Sports Properties Acquisition Corp. (“Sports Properties”) (formerly NYSE Amex: HMR) announced today that it will make its second liquidating distribution of the amounts held in its trust account, which was established in connection with Sports Properties’ initial public offering. Liquidating distributions will be made to holders of shares of Sports Properties’ common stock (excluding shares issued prior to Sports Properties’ initial public offering) who took the necessary steps prior to Sports Properties’ initial liquidating distribution. Stockholders whose stock is held in “street name” through a broker will automatically receive payment through the Depository Trust Company. The second liquidating distribution is expected to be approximately $0.07 per share. Together with a liquidating distribution paid to stockholders on February 1, 2010, Sports Properties has distributed a total of approximately $9.98 per share. Any amounts representing tax refunds for prior taxable periods will be distributed following resolution of any outstanding tax issues. No payments will be made with respect to any of the Sports Properties’ outstanding warrants or shares of common stock that were acquired prior to Sports Properties’ initial public offering.

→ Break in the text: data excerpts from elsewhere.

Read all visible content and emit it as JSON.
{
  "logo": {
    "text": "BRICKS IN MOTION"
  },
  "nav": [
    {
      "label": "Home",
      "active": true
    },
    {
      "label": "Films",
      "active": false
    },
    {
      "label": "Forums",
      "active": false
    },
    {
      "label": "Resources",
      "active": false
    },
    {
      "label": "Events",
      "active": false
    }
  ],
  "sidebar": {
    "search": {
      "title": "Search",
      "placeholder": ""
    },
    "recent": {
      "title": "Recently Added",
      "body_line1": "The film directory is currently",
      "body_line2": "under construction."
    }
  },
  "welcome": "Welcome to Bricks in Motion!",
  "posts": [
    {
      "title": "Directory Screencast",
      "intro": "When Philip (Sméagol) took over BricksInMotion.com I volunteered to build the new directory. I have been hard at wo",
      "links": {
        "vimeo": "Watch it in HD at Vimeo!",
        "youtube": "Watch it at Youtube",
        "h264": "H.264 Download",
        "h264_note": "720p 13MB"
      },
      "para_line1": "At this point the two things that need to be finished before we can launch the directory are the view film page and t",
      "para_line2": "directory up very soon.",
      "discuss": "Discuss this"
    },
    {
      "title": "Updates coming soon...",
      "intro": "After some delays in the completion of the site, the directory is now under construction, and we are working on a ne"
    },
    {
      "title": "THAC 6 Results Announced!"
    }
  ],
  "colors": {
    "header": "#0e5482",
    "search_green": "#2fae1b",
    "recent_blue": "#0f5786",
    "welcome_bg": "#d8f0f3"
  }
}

Sports Properties Acquisition Corp.

Sports Properties was a special purpose acquisition corporation formed for the purpose of acquiring, through merger, capital stock exchange, asset or stock acquisition, exchangeable share transaction, joint venture or other similar type of transaction or a combination of the foregoing, the assets of one or more domestic or international operating businesses, or one or more domestic or international operating businesses themselves. Sports Properties’ activities were limited to identifying and evaluating prospective acquisition targets. Because Sports Properties did not consummate a business combination within the time frame required by its certificate of incorporation and the terms of its initial public offering, Sports Properties liquidated and dissolved itself in accordance with its certificate of incorporation and applicable Delaware law. Sports Properties filed a Certificate and Notice of Termination of Registration on Form 15 with the Securities and Exchange Commission for the purpose of deregistering its securities under the Securities and Exchange Act of 1934, as amended. As a result, Sports Properties is no longer a public reporting company.